Rabu, 16 Juni 2010 | 07:53 WIB

Pieter P Gero dan Tjahja Gunawan Direja

Selalu ada aksi bisnis yang mengejutkan dari seorang Chairul Tanjung.
Paling akhir pada April 2010, saat PT Trans Retail miliknya
mengakuisisi 40 persen saham PT Carrefour Indonesia. Sebuah
kebanggaan nasional karena sebuah perusahaan nasional mengakuisisi
perusahaan multinasional.

Presiden Komisaris Trans Corp, yang juga satu dari tujuh warga
Indonesia yang masuk dalam daftar orang kaya sejagat versi majalah
Forbes (edisi Maret 2010), mengakui akuisisi ini bukan semata unsur
bisnis, melainkan juga ada misi idealisme di baliknya.

"Bisa menjadi tempat untuk memasarkan produk usaha kecil dan
menengah. Tentu saja produk yang masuk dalam standar kualitas yang
dibutuhkan konsumen," ujarnya. Ada 82 gerai Carrefour di 27 kota
di Indonesia. Berikut petikan wawancara dengan Chairul Tanjung yang
berlangsung 31 Mei di Jakarta.

Apa misi idealisme, di balik akuisisiCarrefour?

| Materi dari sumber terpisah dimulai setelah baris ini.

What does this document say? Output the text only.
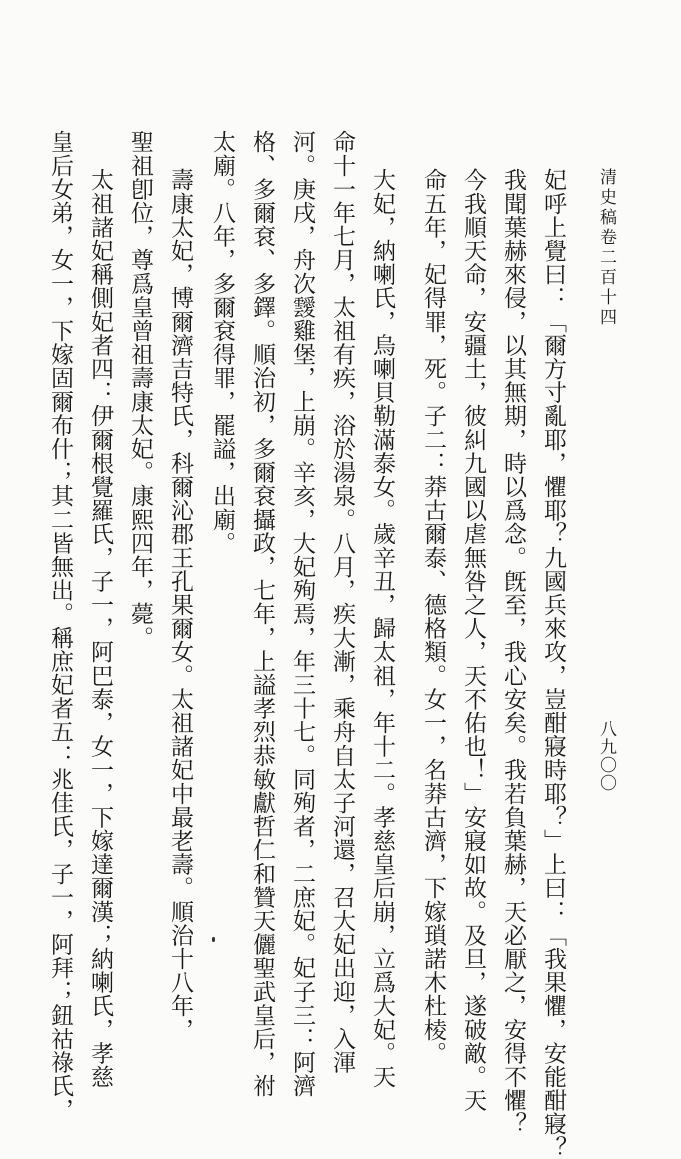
清史稿卷二百十四
八九〇〇
妃呼上覺曰：「爾方寸亂耶，懼耶？九國兵來攻，豈酣寢時耶？」上曰：「我果懼，安能酣寢？
我聞葉赫來侵，以其無期，時以爲念。旣至，我心安矣。我若負葉赫，天必厭之，安得不懼？
今我順天命，安疆土，彼糾九國以虐無咎之人，天不佑也！」安寢如故。及旦，遂破敵。天
命五年，妃得罪，死。子二：莽古爾泰、德格類。女一，名莽古濟，下嫁瑣諾木杜棱。
大妃，納喇氏，烏喇貝勒滿泰女。歲辛丑，歸太祖，年十二。孝慈皇后崩，立爲大妃。天
命十一年七月，太祖有疾，浴於湯泉。八月，疾大漸，乘舟自太子河還，召大妃出迎，入渾
河。庚戌，舟次靉雞堡，上崩。辛亥，大妃殉焉，年三十七。同殉者，二庶妃。妃子三：阿濟
格、多爾袞、多鐸。順治初，多爾袞攝政，七年，上謚孝烈恭敏獻哲仁和贊天儷聖武皇后，祔
太廟。八年，多爾袞得罪，罷謚，出廟。
壽康太妃，博爾濟吉特氏，科爾沁郡王孔果爾女。太祖諸妃中最老壽。順治十八年，
聖祖卽位，尊爲皇曾祖壽康太妃。康熙四年，薨。
太祖諸妃稱側妃者四：伊爾根覺羅氏，子一，阿巴泰，女一，下嫁達爾漢；納喇氏，孝慈
皇后女弟，女一，下嫁固爾布什；其二皆無出。稱庶妃者五：兆佳氏，子一，阿拜；鈕祜祿氏，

Saya selalu percaya ada kaitan antara bisnis dan idealisme. Ada orang
bilang kalau bicara bisnis ya bisnis saja, idealisme ya idealisme
saja. Seperti minyak dan air. Bagi saya, bisnis dan idealisme bisa
digabungkan dan kalau bisa digabungkan secara baik, maka memiliki
sustainability, kemampuan bertahan jangka panjang.

Ini kepercayaan yang saya anut sejak saya mulai berbisnis sampai hari
ini. Makanya dalam setiap bisnis saya, selalu dibicarakan bisnisnya
begini dan idealismenya begini. Jadi dengan begitu tidak perlu
dipertentangkan antara bisnis dan idealisme.

Bagaimana dengan Carrefour. Carrefour ini perusahaan ritel terbesar
di Indonesia. Tahun lalu omzetnya sekitar Rp 11,7 triliun (tahun
2009). Tadinya milik asing. Buat asing orientasinya jelas, prospek
ekonomi bagus, konsumen besar, stabilitas ekonomi dan politik bagus.
Mereka tak peduli distribusi itu penting untuk dijadikan alat
memajukan perekonomian nasional, memajukan kesejahteraan rakyat.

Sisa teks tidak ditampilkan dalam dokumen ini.